J’avais réglé pour voir une alarme à 25 km/h. Elle sonne (série de bips) lorsque je passe en dessous et résonne lors je dépasse 25 km/h. En plus des bips d’altitude tous les 10m il est quasiment impossible de s’y retrouver.

Il faudra faire très attention avec les programmations d’alarme, 1 seule suffit autrement je mets au défi quiconque de me trouver l’info acoustique envoyée par le système…

Le vol se termine sans interférence sur la radio mais j’émets quelques doutes sur la fonction vitesse (à cause de la remise à zéro) l’afficheur indique toujours une vitesse résiduelle entre 15 et 40 km/h.

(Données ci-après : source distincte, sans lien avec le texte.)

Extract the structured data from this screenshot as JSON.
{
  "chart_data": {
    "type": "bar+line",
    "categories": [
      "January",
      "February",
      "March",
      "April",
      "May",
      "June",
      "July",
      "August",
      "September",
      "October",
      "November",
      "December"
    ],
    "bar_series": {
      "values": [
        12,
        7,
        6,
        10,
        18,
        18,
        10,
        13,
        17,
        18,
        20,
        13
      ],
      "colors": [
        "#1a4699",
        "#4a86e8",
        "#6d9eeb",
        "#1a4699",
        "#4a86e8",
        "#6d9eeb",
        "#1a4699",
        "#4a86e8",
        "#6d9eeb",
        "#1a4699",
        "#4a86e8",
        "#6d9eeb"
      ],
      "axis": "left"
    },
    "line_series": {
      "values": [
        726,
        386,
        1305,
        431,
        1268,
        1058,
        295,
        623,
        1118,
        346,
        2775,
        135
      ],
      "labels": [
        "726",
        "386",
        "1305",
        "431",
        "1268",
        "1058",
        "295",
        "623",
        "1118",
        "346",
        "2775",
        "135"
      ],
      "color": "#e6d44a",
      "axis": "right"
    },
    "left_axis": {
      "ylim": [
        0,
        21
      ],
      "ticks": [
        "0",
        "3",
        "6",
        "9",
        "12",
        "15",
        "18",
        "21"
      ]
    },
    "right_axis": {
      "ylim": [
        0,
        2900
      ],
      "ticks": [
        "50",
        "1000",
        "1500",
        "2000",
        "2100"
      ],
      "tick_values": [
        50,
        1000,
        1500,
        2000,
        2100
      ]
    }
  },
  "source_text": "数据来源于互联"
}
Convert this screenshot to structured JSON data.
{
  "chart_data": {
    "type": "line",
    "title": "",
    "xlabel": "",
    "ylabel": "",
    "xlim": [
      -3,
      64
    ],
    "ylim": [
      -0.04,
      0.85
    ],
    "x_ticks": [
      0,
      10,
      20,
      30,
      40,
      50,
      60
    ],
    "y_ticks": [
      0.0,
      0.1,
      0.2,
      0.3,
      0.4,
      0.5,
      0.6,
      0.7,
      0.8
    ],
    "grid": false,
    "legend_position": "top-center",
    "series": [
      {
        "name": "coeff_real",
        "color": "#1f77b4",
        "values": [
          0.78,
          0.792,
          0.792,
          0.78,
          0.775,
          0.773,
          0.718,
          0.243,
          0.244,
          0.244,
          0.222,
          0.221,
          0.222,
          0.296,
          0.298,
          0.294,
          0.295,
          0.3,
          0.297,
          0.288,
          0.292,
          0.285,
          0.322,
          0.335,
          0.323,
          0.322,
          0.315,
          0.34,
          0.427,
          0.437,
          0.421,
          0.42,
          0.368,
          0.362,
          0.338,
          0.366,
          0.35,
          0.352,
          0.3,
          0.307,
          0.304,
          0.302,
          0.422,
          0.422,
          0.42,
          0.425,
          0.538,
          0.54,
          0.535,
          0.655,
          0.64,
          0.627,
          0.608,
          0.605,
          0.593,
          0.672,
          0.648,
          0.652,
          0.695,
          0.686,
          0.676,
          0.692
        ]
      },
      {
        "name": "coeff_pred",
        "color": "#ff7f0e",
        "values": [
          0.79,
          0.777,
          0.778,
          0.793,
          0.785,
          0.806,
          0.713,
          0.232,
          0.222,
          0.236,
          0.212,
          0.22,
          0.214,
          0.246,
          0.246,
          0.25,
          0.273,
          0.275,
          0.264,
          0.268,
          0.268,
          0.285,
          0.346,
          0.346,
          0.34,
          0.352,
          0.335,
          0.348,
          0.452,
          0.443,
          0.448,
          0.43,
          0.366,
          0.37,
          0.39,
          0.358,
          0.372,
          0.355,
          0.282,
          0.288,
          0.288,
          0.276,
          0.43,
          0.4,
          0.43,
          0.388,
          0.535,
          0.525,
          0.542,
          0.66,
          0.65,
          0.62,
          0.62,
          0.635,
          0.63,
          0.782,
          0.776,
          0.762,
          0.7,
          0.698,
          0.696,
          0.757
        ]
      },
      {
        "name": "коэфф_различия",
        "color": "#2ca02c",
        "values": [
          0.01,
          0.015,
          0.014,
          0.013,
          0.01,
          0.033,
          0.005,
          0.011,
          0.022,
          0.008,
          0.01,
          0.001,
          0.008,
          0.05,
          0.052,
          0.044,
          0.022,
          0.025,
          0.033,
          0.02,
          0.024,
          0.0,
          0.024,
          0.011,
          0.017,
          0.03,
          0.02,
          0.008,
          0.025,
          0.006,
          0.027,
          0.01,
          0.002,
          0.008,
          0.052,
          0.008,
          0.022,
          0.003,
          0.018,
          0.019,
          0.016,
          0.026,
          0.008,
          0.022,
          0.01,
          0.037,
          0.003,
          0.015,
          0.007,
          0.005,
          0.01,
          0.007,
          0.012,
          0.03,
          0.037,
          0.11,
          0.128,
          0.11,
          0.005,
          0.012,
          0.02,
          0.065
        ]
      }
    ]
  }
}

Il se pourrait que le système n’aime pas la proximité du variateur à découpage de courant.

Une remarque : En fin de décharge de l’accu de propulsion (prés de la coupure du BEC) la tension d’alimentation du récepteur tombe à 3,8 V (donc gare) mais remonte dés que le BEC à coupé le moteur.

Essai suivant :

Pour tester de nouveau le capteur de vitesse :

Montage de l’ensemble VAT 300 et capteur de vitesse sur mon ULTRA-FLY de Graupner ; moto-planeur électrique de 2,5 mètre d’envergure et essai radio  avant le lancer. L’émetteur VAT 300  est encore placé à coté du variateur. Dés la connexion de l’accu de propulsion, BEC là aussi, de nombreux tops radio et mise en marche moteur sans ordre de ma part vont nous faire renoncer à cet essai surtout que tout rentre dans l’ordre dés que l’on débranche le système. Pas de prise de risque de tout casser.           

Pour éviter ce genre de désagrément ou risquer un crash, le système ne sera dorénavant monté que sur des planeurs purs.

Le capteur de vitesse va être testé en roulant sur la piste en voiture, vitre ouverte, le capteur  est tenu à la main durit de prise de vitesse vers l’avant. La piste est longue de 600 m donc on va pouvoir rouler au moins à 90 km/h. Aucun  problème les vitesses s’affichent sur l’écran LCD et contrôlées avec le tachymètre de la voiture qui est lui à aiguille. Sans pouvoir valider les vitesses au km/h prés, celles-ci correspondent tout à fait. Nous n’avons pas poussé le test à plus de 90 km/h, mais le capteur et l’afficheur vont jusqu’à 1000. (donc de quoi tester des vitesses supersoniques) .

Remarque : à l’arrêt de la voiture, la vitesse retombe à 0 si l’on tient le capteur dehors. Si on le rentre à l’intérieur avant l’arrêt complet, il ne sait plus ou il habite et affiche des vitesses résiduelles.        

CONCLUSION ET REMARQUES :

Ce système parait d’une grande précision dans les données relatées et conforme aux performances annoncées ; toutefois il ne faut pas lui demander de faire ce pourquoi il n’a pas été prévu.

Par rapport à la version 100/200 il offre en plus des fonctions supplémentaire au niveau du vario, les mesures de température, l’émission sur 4 canaux différents et la fonction vitesse.

Il nous a été livré complet et rendu pour la somme de 185 €. 

Chacun jugera de l’opportunité de l’achat de ce matériel  en fonction de ses besoins. En ce qui nous concerne, il appartient au club et donc à la disposition de qui souhaite s’en servir.

Il est possible de connaître le taux de chute d’un planeur pas temps neutre avec cet appareil il suffit de mesurer la perte d’altitude dans un temps donné. A l’aide du capteur vitesse on peut se rendre compte de la vitesse d’un modèle entre 2 bases par exemple; ces informations peuvent permettre d’évaluer les performances d’un planeur de durée/vitesse ou d’un F3B.

 Remarque : comme cité plus haut un vario avec son continu et hachuré et tonalité croissante ou décroissant serait le bienvenu.